First, not all exchanges allow Bitcoin purchases using credit cards due to associated processing fees and the risk of fraud. Their decision to do so may work out in the best interests of customers. This is because credit card processing can tack additional charges onto such transactions. Thus, in addition to paying transaction fees, you will end up with processing fees that the exchange may pass onto you.
The second reason is that credit card purchases can be expensive. Credit card issuers treat Bitcoin purchases as cash advances and charge hefty fees and interest rates on such advances. For example, American Express and Chase both count purchases of cryptocurrencies as cash advance transactions. Thus, if you purchase $100 worth of Bitcoin using an American Express card, you will pay $10 (current cash advance fee for such transactions) plus an annual percentage fee of 25%.
An indirect method of purchasing Bitcoin using a credit card is to get a Bitcoin Rewards credit card. Such cards function like your typical rewards credit card except they offer rewards in the form of Bitcoin. So, they invest the cashback earned from purchases into Bitcoin. An example of a Bitcoin Rewards card is the BlockFi Bitcoin Rewards Credit Card.4 Beware, however, that the annual fee on these cards may be steep and there may be additional costs associated with the conversion of fiat currencies into crypto.
Alternate Ways of Buying Bitcoin
Though exchanges like Coinbase or Binance remain some of the most popular ways of purchasing Bitcoin, they are not the only method. Below are some additional processes Bitcoin owners utilize.
Bitcoin ATMs act like in-person Bitcoin exchanges. Individuals can insert cash into a machine and use it to purchase Bitcoin that is then transferred to a secure digital wallet. Bitcoin ATMs have become increasingly popular in recent years; Coin ATM radars can help to track down the closest machines.
Unlike decentralized exchanges, which match up buyers and sellers anonymously and facilitate all aspects of the transaction, there are some peer-to-peer (P2P) exchange services that provide a more direct connection between users. LocalBitcoins is an example of such an exchange. After creating an account, users can post requests to buy or sell Bitcoin, including information about payment methods and prices. Users then browse through listings of buy and sell offers, choosing those trade partners with whom they wish to transact.
LocalBitcoins facilitates some of the aspects of the trade. Though P2P exchanges do not offer the same anonymity as decentralized exchanges, they allow users the opportunity to shop around for the best deal. Many of these exchanges also provide rating systems so that users have a way to evaluate potential trade partners before transacting.
How to Sell Bitcoin
You can sell Bitcoin at the same venues where you purchased the cryptocurrency, such as cryptocurrency exchanges and peer-to-peer platforms. Typically, the process of selling Bitcoin on these platforms is similar to the process used to purchase the cryptocurrency.

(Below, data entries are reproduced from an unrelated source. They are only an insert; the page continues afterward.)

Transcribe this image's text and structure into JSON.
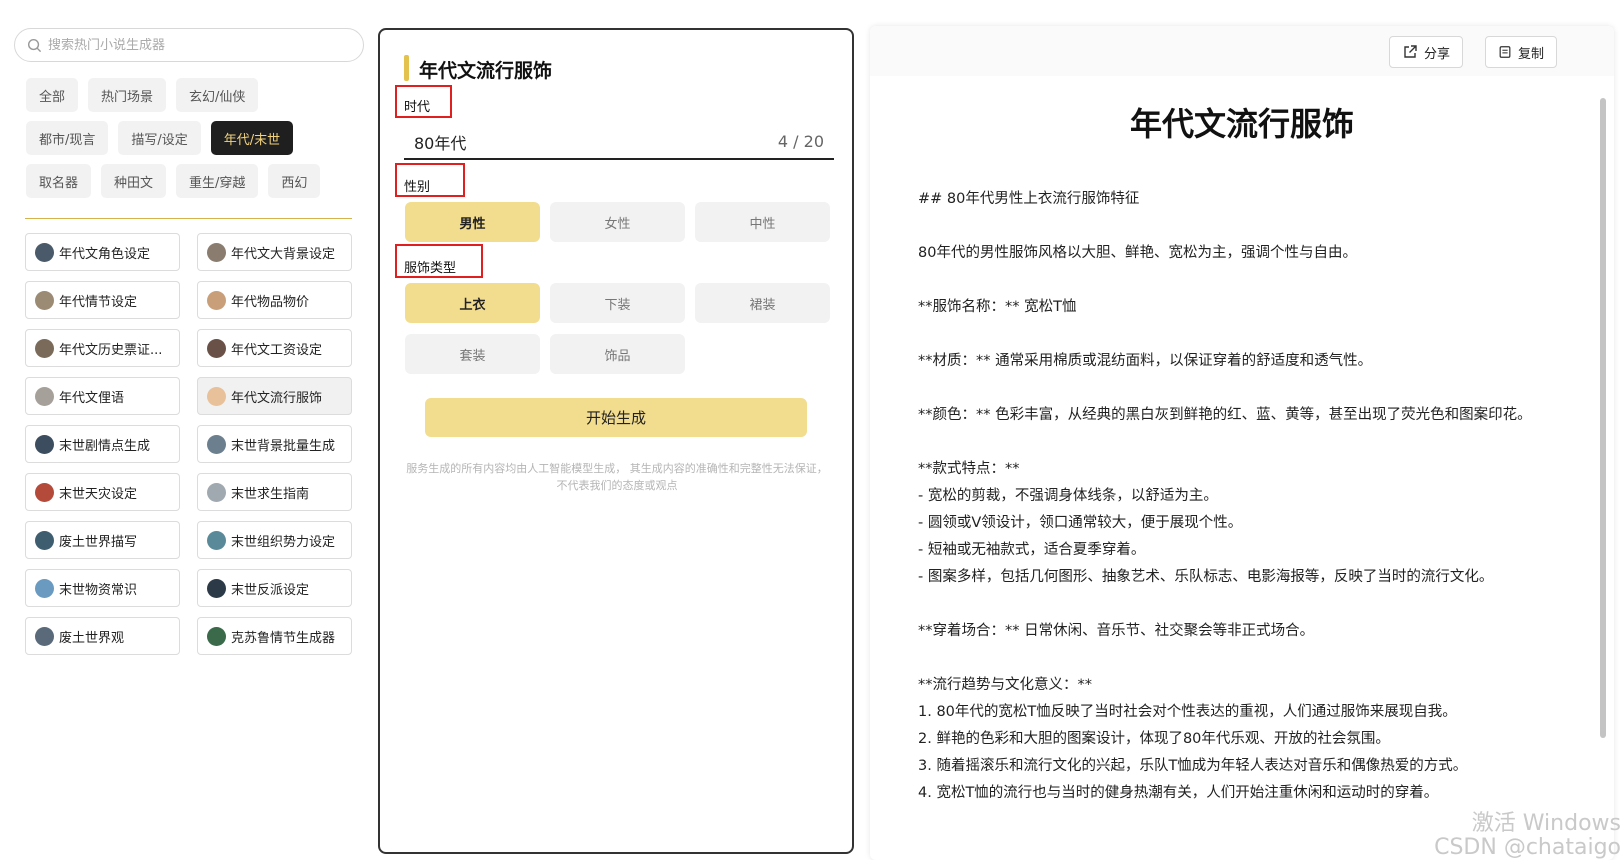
{
  "search": {
    "placeholder": "搜索热门小说生成器"
  },
  "categories": [
    [
      "全部",
      "热门场景",
      "玄幻/仙侠"
    ],
    [
      "都市/现言",
      "描写/设定",
      "年代/末世"
    ],
    [
      "取名器",
      "种田文",
      "重生/穿越",
      "西幻"
    ]
  ],
  "active_category": "年代/末世",
  "generators": [
    [
      "年代文角色设定",
      "年代文大背景设定"
    ],
    [
      "年代情节设定",
      "年代物品物价"
    ],
    [
      "年代文历史票证...",
      "年代文工资设定"
    ],
    [
      "年代文俚语",
      "年代文流行服饰"
    ],
    [
      "末世剧情点生成",
      "末世背景批量生成"
    ],
    [
      "末世天灾设定",
      "末世求生指南"
    ],
    [
      "废土世界描写",
      "末世组织势力设定"
    ],
    [
      "末世物资常识",
      "末世反派设定"
    ],
    [
      "废土世界观",
      "克苏鲁情节生成器"
    ]
  ],
  "active_generator": "年代文流行服饰",
  "form": {
    "title": "年代文流行服饰",
    "era_label": "时代",
    "era_value": "80年代",
    "era_count": "4 / 20",
    "gender_label": "性别",
    "gender_options": [
      "男性",
      "女性",
      "中性"
    ],
    "gender_selected": "男性",
    "type_label": "服饰类型",
    "type_options_row1": [
      "上衣",
      "下装",
      "裙装"
    ],
    "type_options_row2": [
      "套装",
      "饰品"
    ],
    "type_selected": "上衣",
    "generate_label": "开始生成",
    "disclaimer": "服务生成的所有内容均由人工智能模型生成， 其生成内容的准确性和完整性无法保证， 不代表我们的态度或观点"
  },
  "output": {
    "share_label": "分享",
    "copy_label": "复制",
    "title": "年代文流行服饰",
    "lines": [
      "## 80年代男性上衣流行服饰特征",
      "",
      "80年代的男性服饰风格以大胆、鲜艳、宽松为主，强调个性与自由。",
      "",
      "**服饰名称：** 宽松T恤",
      "",
      "**材质：** 通常采用棉质或混纺面料，以保证穿着的舒适度和透气性。",
      "",
      "**颜色：** 色彩丰富，从经典的黑白灰到鲜艳的红、蓝、黄等，甚至出现了荧光色和图案印花。",
      "",
      "**款式特点：**",
      "- 宽松的剪裁，不强调身体线条，以舒适为主。",
      "- 圆领或V领设计，领口通常较大，便于展现个性。",
      "- 短袖或无袖款式，适合夏季穿着。",
      "- 图案多样，包括几何图形、抽象艺术、乐队标志、电影海报等，反映了当时的流行文化。",
      "",
      "**穿着场合：** 日常休闲、音乐节、社交聚会等非正式场合。",
      "",
      "**流行趋势与文化意义：**",
      "1. 80年代的宽松T恤反映了当时社会对个性表达的重视，人们通过服饰来展现自我。",
      "2. 鲜艳的色彩和大胆的图案设计，体现了80年代乐观、开放的社会氛围。",
      "3. 随着摇滚乐和流行文化的兴起，乐队T恤成为年轻人表达对音乐和偶像热爱的方式。",
      "4. 宽松T恤的流行也与当时的健身热潮有关，人们开始注重休闲和运动时的穿着。"
    ]
  },
  "watermark": {
    "line1": "激活 Windows",
    "line2": "CSDN @chataigo"
  },
  "colors": {
    "accent": "#f2dc8e",
    "title_bar": "#e4c24e",
    "highlight_box": "#e02020",
    "active_dark": "#1f1f1f"
  }
}
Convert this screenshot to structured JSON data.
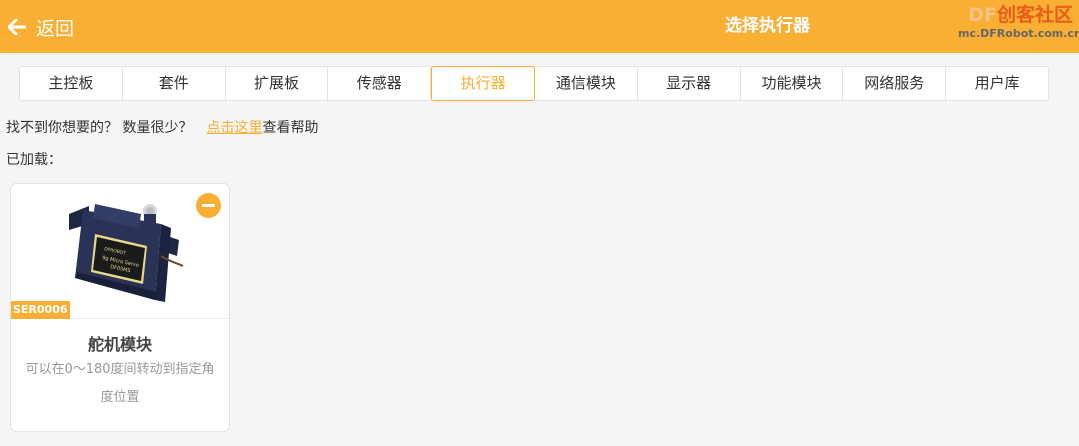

For example, you may only be required to click a button and specify an order type (i.e., whether the cryptocurrency should be sold instantly at available prices or whether it should be sold to limit losses) to conduct the sale. Depending on the market composition and demand at the venue, the offering price for Bitcoin may vary. For example, exchanges in South Korea traded Bitcoin at a kimchi premium during the run-up in its prices back in 2018.
Cryptocurrency exchanges charge a percentage of the crypto sale amount as fees. For example, Coinbase charges 1.49% of the overall transaction amount as fees.
Exchanges generally have daily and monthly withdrawal limits. Therefore, cash from a large scale may not be immediately available to the trader. There are no limits on the amount of cryptocurrency you can sell, however.